4.) Galactica in the finale is hit so hard that she actually rocks up and down. This occurs during the initial barriage before Anders brings the hybrids off line.
BSG Mass Take 1
Doing some rough ballpark weight calculations off of an existing warship brings us a rough minimal mass for Galactica:
(CVN-77; minus the island, but it evens out, since the hull is not a flat block)
332.8m long by 76.8m wide by 31m high -- 792,330 m3
98,235 long tons full displacement -- 220,046,400 pounds -- 99,811,368.1 kg
125.97 kg/m3 density
Galactica is about
1414m long by 338 m wide by 170m high - 81,248,440 m3
(this is for Galactica's main core -- remember, the flight pods retract almost flush with the core)
So if we assume the Big G has the density of a Late Evolved Nimitz...
10,235,025,750 kg
22,564,369,284 lbs
10,073,379 long tons
BSG Mass Take 2
The Colonials measure water volume in "JP"; and since Baltar says that the fleet needs 25 million JPs a week for a population of 45,265; that comes down to about 55.203 JPs per week per survivor; and dividing that by 7 gives us 7.9 JPs a day; and since a human needs about 1-2 gallons of water a day...(yes, I got that off Battlestar Wiki).
Additionally in "Water", we get on screen evidence of the capacity of about 50% of the hammer head nose's tankage:

Total Capacity of Tanks 3, 5, 7 and 9 is 10 million JP from that sign.

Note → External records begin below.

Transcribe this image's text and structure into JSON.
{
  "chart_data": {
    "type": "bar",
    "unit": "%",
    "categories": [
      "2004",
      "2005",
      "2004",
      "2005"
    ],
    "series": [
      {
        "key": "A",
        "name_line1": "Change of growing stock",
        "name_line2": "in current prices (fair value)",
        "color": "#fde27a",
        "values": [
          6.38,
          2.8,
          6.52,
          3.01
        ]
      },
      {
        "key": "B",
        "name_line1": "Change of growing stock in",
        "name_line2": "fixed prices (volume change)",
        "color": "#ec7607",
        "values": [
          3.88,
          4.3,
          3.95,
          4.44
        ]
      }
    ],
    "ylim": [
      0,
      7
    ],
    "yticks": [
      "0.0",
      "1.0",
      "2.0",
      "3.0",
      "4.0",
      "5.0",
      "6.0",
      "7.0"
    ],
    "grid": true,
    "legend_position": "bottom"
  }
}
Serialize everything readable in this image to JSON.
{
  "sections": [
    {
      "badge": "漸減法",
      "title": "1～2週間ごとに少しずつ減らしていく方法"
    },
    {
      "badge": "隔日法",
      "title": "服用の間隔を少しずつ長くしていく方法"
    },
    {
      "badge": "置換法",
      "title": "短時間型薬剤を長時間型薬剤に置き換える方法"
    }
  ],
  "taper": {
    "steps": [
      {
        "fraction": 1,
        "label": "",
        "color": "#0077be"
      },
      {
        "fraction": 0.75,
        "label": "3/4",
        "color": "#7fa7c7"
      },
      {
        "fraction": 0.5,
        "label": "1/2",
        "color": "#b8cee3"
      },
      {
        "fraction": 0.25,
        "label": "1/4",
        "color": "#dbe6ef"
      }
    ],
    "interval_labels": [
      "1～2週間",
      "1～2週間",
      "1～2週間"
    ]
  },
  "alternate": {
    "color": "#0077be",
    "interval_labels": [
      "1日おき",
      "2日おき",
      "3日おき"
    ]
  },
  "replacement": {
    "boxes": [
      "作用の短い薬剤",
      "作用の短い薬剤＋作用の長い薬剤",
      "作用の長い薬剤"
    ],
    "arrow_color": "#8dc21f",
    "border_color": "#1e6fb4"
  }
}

That works out to 10-20 million gallons for half of the nose; and 20-40 million gallons for the nose in total.
That gives us low and high end figures of:
20m gallons = 75,708,235.7 liters = 75.7 million kg = 74,504 long tons
40m gallons = 151,416,471 liters = 151.4 million kg = 149,008 long tons
For water mass in the nose.
That's actually really impressive, considering in the TNG manual, the 1701-D only carries 62,500 m3 of deuterium in the saddle tanks on the engineering hull; that's about 10.15 million kg = 9,989 long tons for liquid deuterium.